As mentioned eariler, by default, predictSV outputs all predicted SVs with a maximum probability score greater than 0.5. However, you may want to filter the results further to reduce the number of false positives. To this end, the filterSV command can be used. This command takes as input a .txt file generated by the predictSV command and outputs a .txt file in the same format, containing only SVs that pass the specified filtering criteria.
In figure 2, we applied the following command to filter SVs:
$ filterSV -i BT474_EagleC2_new.SV_calls.txt -o BT474_EagleC2_new.SV_calls.filtered.txt \ --res-cutoffs 0.5,0.65 --res-list 5000,10000
The key parameters here are --res-cutoffs
and --res-list
. The former specifies the
probability cutoffs for filtering SVs at different resolutions, while the latter specifies
the corresponding resolutions.
In this case, we set a cutoff of 0.5 for 5 kb resolution and 0.65 for 10 kb resolution.
For each line in the input file, the program checks the finest resolution at which the
SV was refined. If the resolution is not listed in --res-list
, the SV will be filtered out.
Otherwise, it will check whether the associated probability score meets the cutoff specified
in --res-cutoffs
for that resolution. If the score is below the cutoff, the SV will also be
excluded.
To evaluate a predefined list of SVs using EagleC2 models, the evaluateSV command can be used. This command takes as input the paths to a .mcool file, a folder containing pre-trained models, and a .txt file with breakpoint coordinates, and outputs a .txt file containing the evaluation results.

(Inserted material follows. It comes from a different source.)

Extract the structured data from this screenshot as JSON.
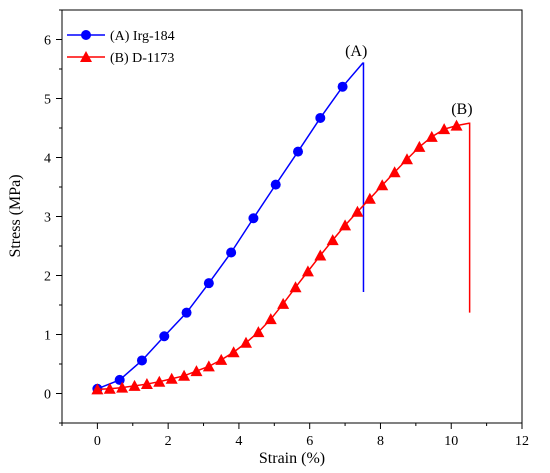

To demonstrate its usage, download the example SV file (HCC1954-SVs.txt, which contains a subset of SVs identified from WGS in HCC1954 cells) and the HCC1954 Arima Hi-C .mcool file:
$ head HCC1954-SVs.txt chr2 131643352 chr7 44807635 chr21 41391239 chr8 120011960 chr16 34171022 chr20 30928661 chr22 32887577 chr5 116559449 chr5 118443982 chr8 109240006
The input SV file should contain breakpoint coordinates: chrom1, pos1, chrom2, and pos2 in the first four columns, separated by tabs or spaces. The file may include additional columns, but they will be ignored during evaluation.
Then run the following command:
$ evaluateSV -i HCC1954-SVs.txt -m HCC1954-Arima-allReps-filtered.mcool -O HCC1954-SVs.EagleC2 \ --model-path EagleC2-models --resolutions 5000,10000,50000 --balance-type Raw
This command evaluates the SVs using raw contact signals at 5 kb, 10 kb, and 50 kb resolutions.
After a few minutes, the results will be written to a .txt file named "HCC1954-SVs.EagleC2.txt" in your working directory:
$ head -5 HCC1954-SVs.EagleC2.txt chrom1 pos1 chrom2 pos2 strand probability resolution chr2 131643352 chr7 44807635 ++/-- 2.068e-08 50000 chr2 103773984 chr7 148264670 ++ 3.948e-07 50000 chr2 157420649 chr7 111890623 -+ 3.604e-06 50000 chr2 33059444 chr7 65078783 ++ 2.649e-06 50000
This output file contains 7 columns. For each SV and at each specified resolution, the following information is reported:
- Breakpoint coordinates (same as the first four columns of the input file)
- SV type with the highest probability (one of: ++, +-, -+, --, ++/--, or +-/-+)
- Corresponding probability score
- Resolution at which the SV was evaluated
Note: If there are no Hi-C signals within a 15x15 window centered on an SV at a given resolution, the SV will not be reported at that resolution. For resolutions with sufficient signal, the program performs no filtering—so the output may include SVs with very low probability scores.